Because the parties “positively agreed” to require signatures, the Court will not “treat the insistence upon a writing as unimportant” and must conclude “no enforceable contract had yet been formed despite agreement upon all of the substantive terms of a contract.” . . . Therefore, Astellas cannot meet its burden of showing there is no dispute of material fact, or that they are entitled judgement as a matter of law.
Id. at 8-9.
It looks like the patentee really, really wanted to make the settlement agreement enforceable. But the Court easily rejected each of their arguments.
First, it did not matter that the signature provision was not discussed in the negotiations, because it was present in all of the drafts:
the continued presence of the Signature Provision in the draft agreements, including the final versions from each party, would tell a reasonable negotiator that the Signature Provision was a term of the parties’ agreement. 10 Indeed, because nobody objected to the term, a reasonable negotiator would understand that it was an uncontroversial aspect of the bargain. Astellas provides no basis for enforcing only the “core” of the agreement, while ignoring other terms agreed to by the parties.

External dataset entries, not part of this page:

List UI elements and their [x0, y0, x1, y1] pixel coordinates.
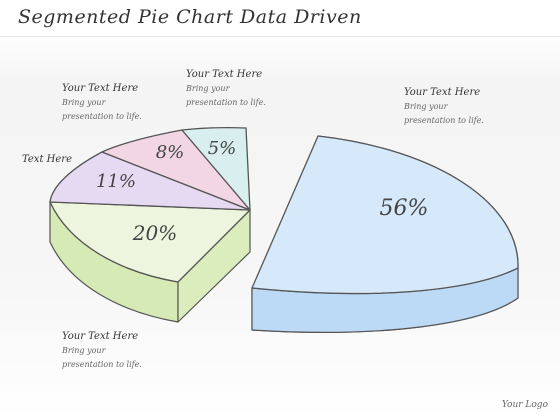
slice-20-top	[49, 201, 251, 283]
callout-bottom-left: Your Text Here Bring your presentation t…	[62, 330, 142, 371]
slice-label-20: 20%	[132, 221, 177, 245]
callout-body-line: Bring your	[62, 98, 106, 107]
slice-label-11: 11%	[96, 171, 136, 192]
slice-label-5: 5%	[208, 138, 237, 159]
callout-top-right: Your Text Here Bring your presentation t…	[404, 86, 484, 127]
slice-5-top	[181, 126, 251, 211]
callout-body-line: presentation to life.	[186, 98, 266, 107]
callout-heading: Your Text Here	[186, 69, 263, 80]
slice-11-top	[49, 151, 251, 211]
callout-heading: Your Text Here	[62, 83, 139, 94]
logo-text: Your Logo	[501, 400, 548, 410]
callout-heading: Your Text Here	[62, 331, 139, 342]
slice-label-56: 56%	[380, 196, 429, 221]
callout-top-center: Your Text Here Bring your presentation t…	[186, 68, 266, 109]
slice-label-8: 8%	[156, 142, 185, 163]
callout-body-line: presentation to life.	[404, 116, 484, 125]
callout-body-line: Bring your	[404, 102, 448, 111]
callout-body-line: presentation to life.	[62, 360, 142, 369]
slice-56-top	[251, 135, 519, 295]
slide-title: Segmented Pie Chart Data Driven	[18, 6, 362, 28]
callout-body-line: Bring your	[186, 84, 230, 93]
slice-8-top	[101, 129, 251, 211]
title-divider	[0, 36, 560, 37]
callout-body-line: Bring your	[62, 346, 106, 355]
callout-body-line: presentation to life.	[62, 112, 142, 121]
side-label: Text Here	[22, 154, 72, 165]
callout-top-left: Your Text Here Bring your presentation t…	[62, 82, 142, 123]
callout-heading: Your Text Here	[404, 87, 481, 98]
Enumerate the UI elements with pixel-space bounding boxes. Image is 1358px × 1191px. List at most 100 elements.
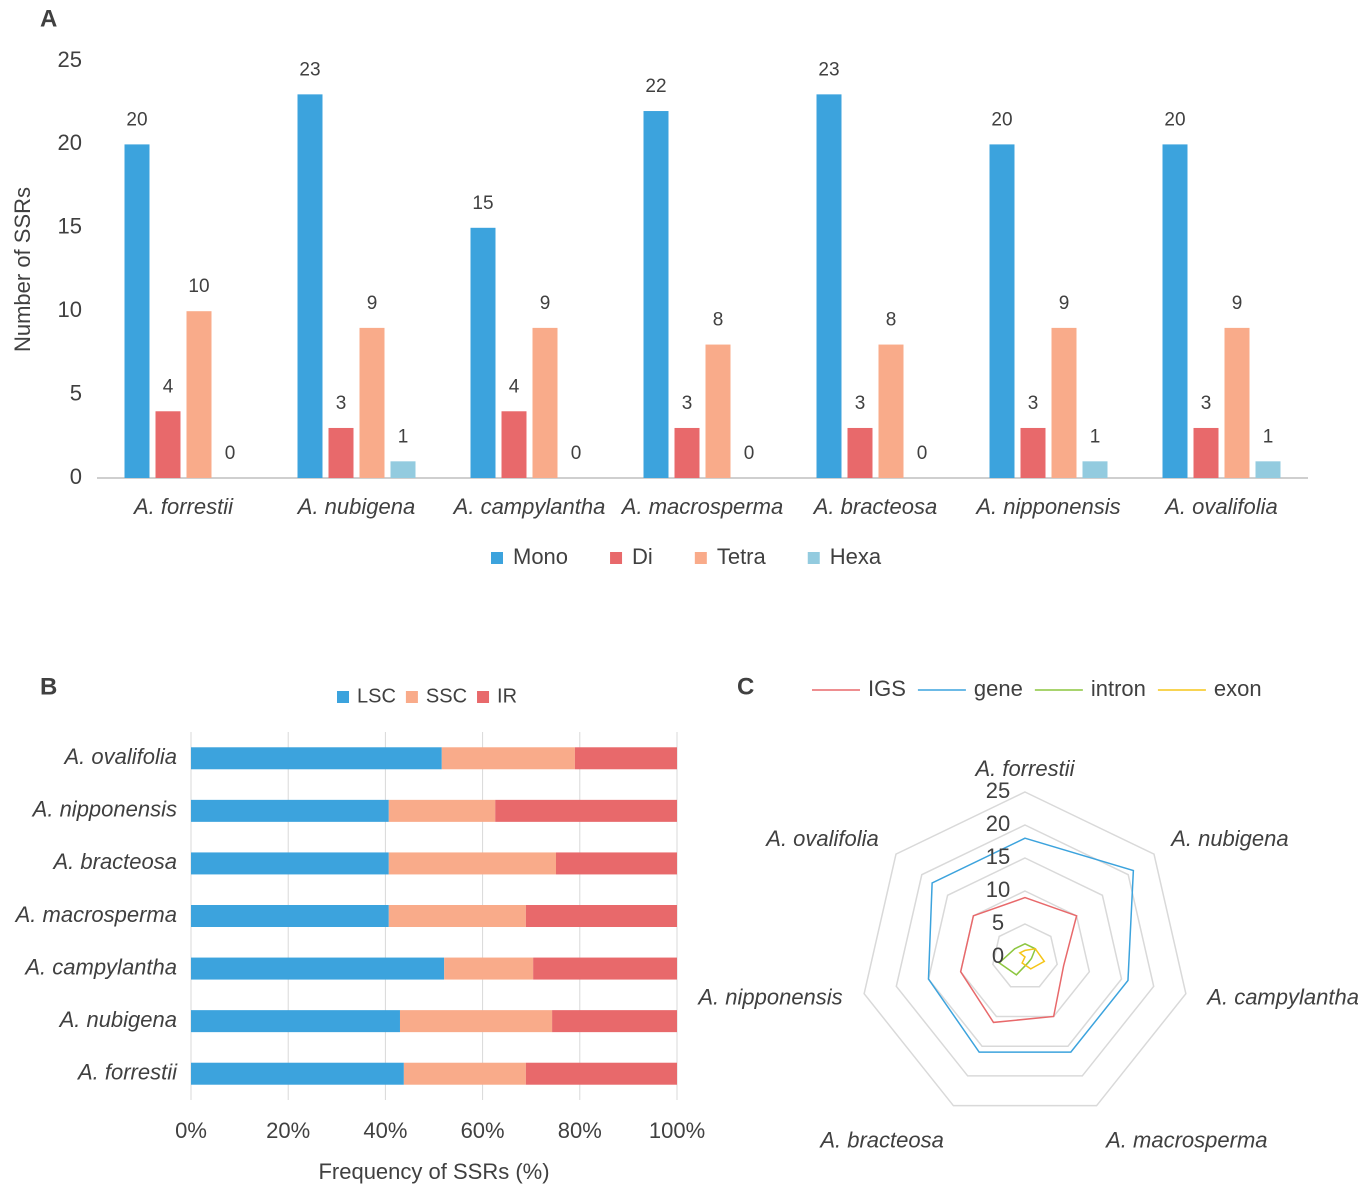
x-tick-label: A. forrestii [132, 494, 234, 519]
data-label: 8 [713, 310, 724, 331]
data-label: 23 [818, 59, 839, 80]
bar-segment [191, 905, 389, 927]
data-label: 20 [1164, 109, 1185, 130]
data-label: 9 [1232, 293, 1243, 314]
data-label: 1 [1263, 426, 1274, 447]
data-label: 22 [645, 76, 666, 97]
legend-label: Di [632, 544, 653, 569]
legend-label: IGS [868, 676, 906, 701]
bar [390, 461, 416, 478]
bar-segment [388, 799, 496, 822]
axis-label: A. nubigena [1169, 826, 1288, 851]
data-label: 10 [188, 276, 209, 297]
bar [1193, 427, 1219, 478]
data-label: 3 [1201, 393, 1212, 414]
y-tick-label: A. ovalifolia [62, 744, 177, 769]
x-tick-label: A. macrosperma [620, 494, 783, 519]
bar-segment [191, 1010, 400, 1033]
y-tick-label: 0 [70, 464, 82, 489]
legend-swatch [405, 691, 418, 703]
bar [1051, 327, 1077, 478]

Second, the Court rejected the idea that the signature provision was not an "essential term" of the agreement. It held that whether it was essential or not is irrelevant. What matters is whether the parties agreed to require signatures before the agreement is final, which they had.
Third, the patentee argued that enforcing the signature provision would render the integration clause superfluous, given that it states that the final agreement overrides prior agreements. The Court did not go for that, noting that the integration clause still matters and, regardless, the proposed reading of the integration clause would render the signature clause itself superfluous.
Finally, the Court rejected the idea that the agreement to require a signature must occur by statements between the negotiators themselves, rather than as a provision in the proposed final agreement they are discussing:
[N]one of the cases cited by Astellas articulate a rule that a “positive agreement” [to a signature requirement] must be shown by statements in negotiations and cannot be shown by a contract term and the Court has located none. . . . Nor does such a rule make sense. Indeed, under Delaware law, “[i]f a writing is plain and clear on its face, i.e., its language conveys an unmistakable meaning, the writing itself is the sole source for gaining an understanding of intent,” meaning it would be anomalous to adopt a rule that requires ignoring the plain language of an agreement in favor of silence in contract negotiations to understand the intent of the parties.
The Court ultimately concluded that the patentee simply had to live with their own proposed signature provision:
While Astellas may now regret adding the Signature Provision to the proposed agreement, they are bound by that choice.